Egypt's health ministry has reported 62,755 infections, including 2,620 deaths.

However, the actual numbers of infections and deaths from COVID-19, like elsewhere in the world, are thought to be far higher due to a number of reasons including limited testing.

The government is also planning the reopening of select tourist destinations to international charter flights starting Thursday, allowing travelers from around the world to return to parts of the country less hard-hit by the coronavirus.

Those include the southern part of the Sinai Peninsula, home to the major resort and beach destination of Sharm el Sheikh, the Red Sea resort areas of Hurghada and Marsa Alam, as well as Marsa Matrouh, on the Mediterranean coast.

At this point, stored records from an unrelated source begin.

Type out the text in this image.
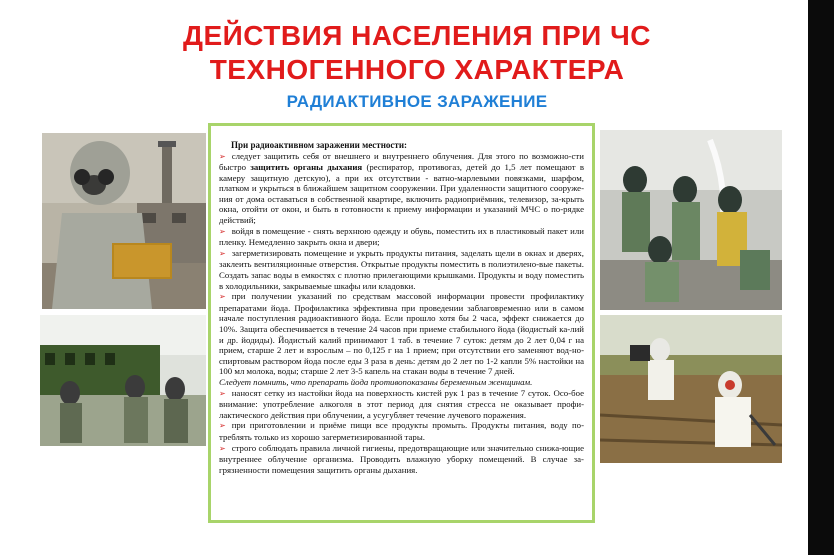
ДЕЙСТВИЯ НАСЕЛЕНИЯ ПРИ ЧС
ТЕХНОГЕННОГО ХАРАКТЕРА
РАДИАКТИВНОЕ ЗАРАЖЕНИЕ

При радиоактивном заражении местности:

➢ следует защитить себя от внешнего и внутреннего облучения. Для этого по возможно-сти быстро защитить органы дыхания (респиратор, противогаз, детей до 1,5 лет помещают в камеру защитную детскую), а при их отсутствии - ватно-марлевыми повязками, шарфом, платком и укрыться в ближайшем защитном сооружении. При удаленности защитного сооруже-ния от дома оставаться в собственной квартире, включить радиоприёмник, телевизор, за-крыть окна, отойти от окон, и быть в готовности к приему информации и указаний МЧС о по-рядке действий;

➢ войдя в помещение - снять верхнюю одежду и обувь, поместить их в пластиковый пакет или пленку. Немедленно закрыть окна и двери;

➢ загерметизировать помещение и укрыть продукты питания, заделать щели в окнах и дверях, заклеить вентиляционные отверстия. Открытые продукты поместить в полиэтилено-вые пакеты. Создать запас воды в емкостях с плотно прилегающими крышками. Продукты и воду поместить в холодильники, закрываемые шкафы или кладовки.

➢ при получении указаний по средствам массовой информации провести профилактику препаратами йода. Профилактика эффективна при проведении заблаговременно или в самом начале поступления радиоактивного йода. Если прошло хотя бы 2 часа, эффект снижается до 10%. Защита обеспечивается в течение 24 часов при приеме стабильного йода (йодистый ка-лий и др. йодиды). Йодистый калий принимают 1 таб. в течение 7 суток: детям до 2 лет 0,04 г на прием, старше 2 лет и взрослым – по 0,125 г на 1 прием; при отсутствии его заменяют вод-но-спиртовым раствором йода после еды 3 раза в день: детям до 2 лет по 1-2 капли 5% настойки на 100 мл молока, воды; старше 2 лет 3-5 капель на стакан воды в течение 7 дней.

Следует помнить, что препарать йода противопоказаны беременным женщинам.

➢ наносят сетку из настойки йода на поверхность кистей рук 1 раз в течение 7 суток. Осо-бое внимание: употребление алкоголя в этот период для снятия стресса не оказывает профи-лактического действия при облучении, а усугубляет течение лучевого поражения.

➢ при приготовлении и приёме пищи все продукты промыть. Продукты питания, воду по-треблять только из хорошо загерметизированной тары.

➢ строго соблюдать правила личной гигиены, предотвращающие или значительно снижа-ющие внутреннее облучение организма. Проводить влажную уборку помещений. В случае за-грязненности помещения защитить органы дыхания.
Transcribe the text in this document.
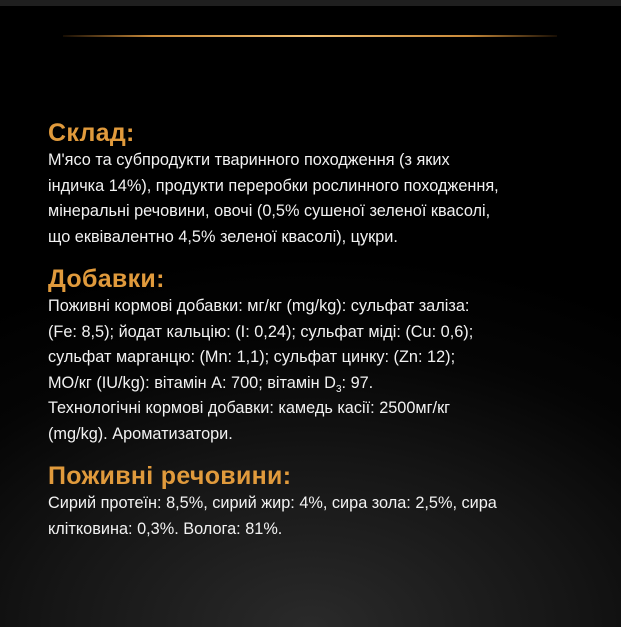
Склад:

М'ясо та субпродукти тваринного походження (з яких
індичка 14%), продукти переробки рослинного походження,
мінеральні речовини, овочі (0,5% сушеної зеленої квасолі,
що еквівалентно 4,5% зеленої квасолі), цукри.

Добавки:

Поживні кормові добавки: мг/кг (mg/kg): сульфат заліза:
(Fe: 8,5); йодат кальцію: (I: 0,24); сульфат міді: (Cu: 0,6);
сульфат марганцю: (Mn: 1,1); сульфат цинку: (Zn: 12);
МО/кг (IU/kg): вітамін А: 700; вітамін $D_3$: 97.
Технологічні кормові добавки: камедь касії: 2500мг/кг
(mg/kg). Ароматизатори.

Поживні речовини:

Сирий протеїн: 8,5%, сирий жир: 4%, сира зола: 2,5%, сира
клітковина: 0,3%. Волога: 81%.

The national carrier, EgyptAir, said it would resume its non-stop flights to more than 29 international destinations starting July 1.

The destinations include 17 in Europe, four in Africa, four in the Middle East, and three in North America in addition to Guangzhou in China, EgyptAir said.

Egypt's economy depends heavily on tourism, which accounts for some 12 per cent of the gross domestic product. The government fears a prolonged lockdown could be devastating economically, as the grounded international flights and empty hotels have taken a heavy toll.

Before the pandemic threw millions of casual labourers out of work, one in three Egyptians was already living in poverty, according to government figures.